Des étrangers de tous pays arrivaient à Jérusalem pour les fêtes. Les étrangers qui étaient à Jérusalem le matin de la fête de la Pentecôte, selon le livre des Actes des Apôtres, étaient des représentants de beaucoup de nations connues alors. Parthes : peuple bien connu pour sa maîtrise des chevaux, du royaume de Parthie, situé au centre de l’actuel Iran. Mèdes : de l’antique royaume de Médie, détruit cinq cents ans avant J-C, situé au nord de l’actuel Iran. Elamites : habitants de la région d’Elam, où s’est développée une des premières cultures de la terre, située à la frontière actuelle de l’Iran et de l’Irak. Les gens des provinces romaines de Mésopotamie, région entre les fleuves Tigre et Euphrate, où est née la civilisation d’Assyrie et de Babylonie, dans l’actuelle Irak. De Cappadoce, région montagneuse située au centre de l’actuelle Turquie. Du Pont, région qui borde la Mer noire, dans le nord de l’actuelle Turquie. De l’Asie mineure, gens des régions de la Phrygie, zone de bergers d’où est venue la légende du fameux roi Midas, au centre de l’actuelle Turquie. De la Pamphylie, un peu plus au sud, toujours dans l’actuelle Turquie. Habitants de l’Egypte, de la Lybie, comme aujourd’hui dans le nord de l’Afrique. De Cyrène, zone occidentale de l’actuelle Lybie. De Rome, capitale de l’empire et aujourd’hui capitale de l’Italie. Des Crétois : de Crète, île au sud de la Grèce. Et des arabes, habitants de l’antique royaume des Nabatéens, compris en partie entre l’actuelle Jordanie et l’actuelle Egypte. De tous ces lieux venaient à Jérusalem tant les Juifs de race comme ceux qu’on appelait les prosélytes, que ceux qui étaient étrangers mais convertis à la religion d’Israël.
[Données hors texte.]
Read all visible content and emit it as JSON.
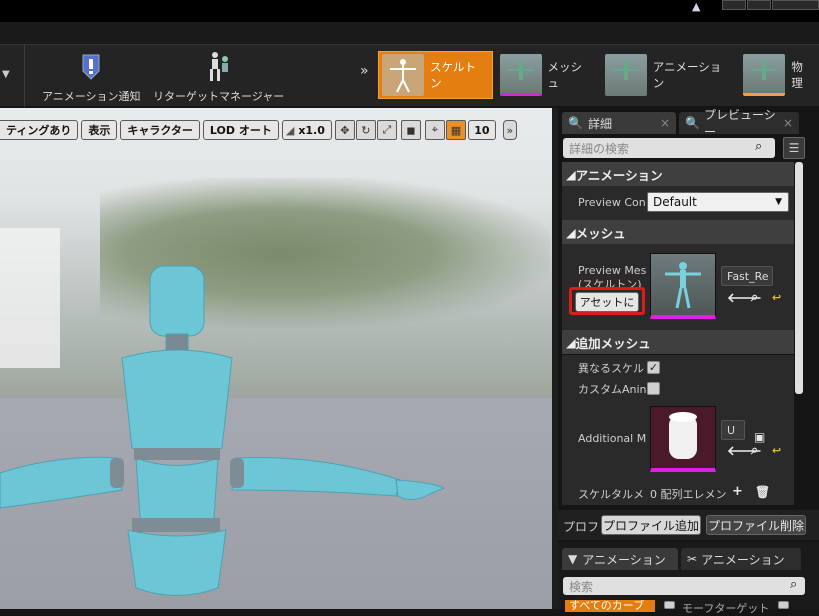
{
  "toolbar": {
    "anim_notify_label": "アニメーション通知",
    "retarget_label": "リターゲットマネージャー",
    "modes": [
      {
        "label": "スケルトン",
        "active": true
      },
      {
        "label": "メッシュ",
        "active": false
      },
      {
        "label": "アニメーション",
        "active": false
      },
      {
        "label": "物理",
        "active": false
      }
    ]
  },
  "viewport": {
    "lighting_label": "ティングあり",
    "show_label": "表示",
    "character_label": "キャラクター",
    "lod_label": "LOD オート",
    "speed_label": "x1.0",
    "grid_value": "10"
  },
  "details": {
    "tab_details": "詳細",
    "tab_preview": "プレビューシー",
    "search_placeholder": "詳細の検索",
    "section_animation": "アニメーション",
    "preview_controller_label": "Preview Con",
    "preview_controller_value": "Default",
    "section_mesh": "メッシュ",
    "preview_mesh_label_1": "Preview Mes",
    "preview_mesh_label_2": "(スケルトン)",
    "apply_asset_button": "アセットに",
    "mesh_asset_name": "Fast_Re",
    "section_additional": "追加メッシュ",
    "different_skeleton_label": "異なるスケル",
    "custom_anim_label": "カスタムAnin",
    "additional_mesh_label": "Additional M",
    "additional_mesh_value": "U",
    "skeletal_mesh_label": "スケルタルメ",
    "array_elements": "0 配列エレメン",
    "profile_label": "プロファ",
    "add_profile_button": "プロファイル追加",
    "remove_profile_button": "プロファイル削除"
  },
  "bottom_panel": {
    "tab_anim": "アニメーション",
    "tab_anim2": "アニメーション",
    "search_placeholder": "検索",
    "filter_all": "すべてのカーブ",
    "filter_morph": "モーフターゲット"
  }
}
Dans la Bible, le vent comme le feu sont les symboles de l’action de l’Esprit de Dieu. L’un comme l’autre manifeste l’action de Dieu, dans la libération d’Israël d’Egypte que raconte l’Exode : le vent a soufflé sur la Mer rouge et a ouvert un chemin de liberté (Exode 14, 21) et la colonne de feu qui a guidé les Israélites pendant la nuit dans le désert (Exode 13, 21-22). L’évangile de Luc, en se référant à l’intervention de l’Esprit de Dieu sur les disciples de Jésus en la fête de la Pentecôte a utilisé ces mêmes symboles : un vent fort qui résonna dans toute la maison et des langues de feu sur la communauté réunie.

On parle de l’Esprit de Dieu dans les premières lignes de la Bible (Genèse 1, 2) et on le présente comme survolant au-dessus des eaux d’où naît toute vie. Esprit en hébreux se dit «ruaj», un mot de genre féminin qui signifie littéralement «vent» et aussi «souffle». Quand Dieu créa l’homme et la femme il leur infusa ce souffle dans les narines (Genèse 2, 7).Quand il sortit son peuple d’Egypte, il fit souffler avec force ce vent sur les ennemis (Exode 10, 13 et 19). L’Esprit apparaît toujours en lien avec la vie. C’est le souffle pacifique ou l’ouragan de Dieu qui suscite la vie, la met en mouvement, la défend, la féconde. Quand l’Esprit manque, la vie manque aussi (psaume 104, 27-30).